Commonly three types of asbestos are found in commercial and residential properties: amosite (brown), chrysotile (white), and crocidolite (blue). Blue asbestos or crocidolite asbestos is considered to be the most hazardous of all types. It has been in use in steam engines, pipe insulation, and cement products. The fibers are very thin and can be identified by color. Amosite or brown asbestos ranks the second is most commonly used asbestos in the US and poses a great risk of cancer. It was used in cement sheet making and pipe insulation and thermal insulation products. Chrysotile is found in roofs, walls ceilings of buildings made using asbestos. It is also used in brake linings, boiler seals, ducts, and appliances.
As asbestos fibers are small and light in weight, they can float in the air for days together. While its features are quite distinguishable, a complete analysis of its features can be done with a microscope. Under a microscope, the color and shape of the fiber can be seen. Asbestos has the property to break down into very small microscopic fibers which are invisible to the naked eye. The typical length of the asbestos fibers is 0.1 to 10 micrometers. Only when asbestos is present in clumps or groups, can it be by the naked eye. Due to their small size, they can be airborne and do undetected. They can be easily inhaled by a person and cause serious health damage. In its raw form, asbestos is soft. Particularly, Chrysotile is made of soft and flexible fibers.
What should you do if you find asbestos in your home?
Unfortunately, asbestos is not very rare to find, especially in older buildings. If a homeowner finds asbestos in their home during a renovation or any repair, it is important that they follow certain steps to ensure safety and minimize exposure during the removal process.
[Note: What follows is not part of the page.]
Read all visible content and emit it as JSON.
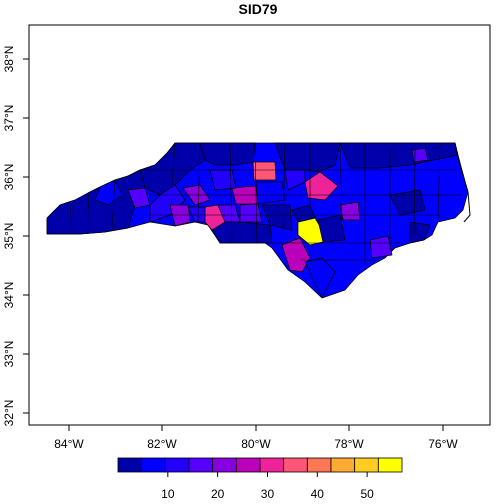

The first step that you must take in finding asbestos in your home is to call a professional who will analyze and test the material for harmful substances. Once the evaluation is completed they will recommend an action plan to repair or remove the asbestos. If you opt for asbestos removal Sydney, you must use the services of trained professionals who follow strict guidelines for safe removal, including sealing the area before disposing of the asbestos at an approved site. You must never attempt a DIY removal as it can be extremely dangerous.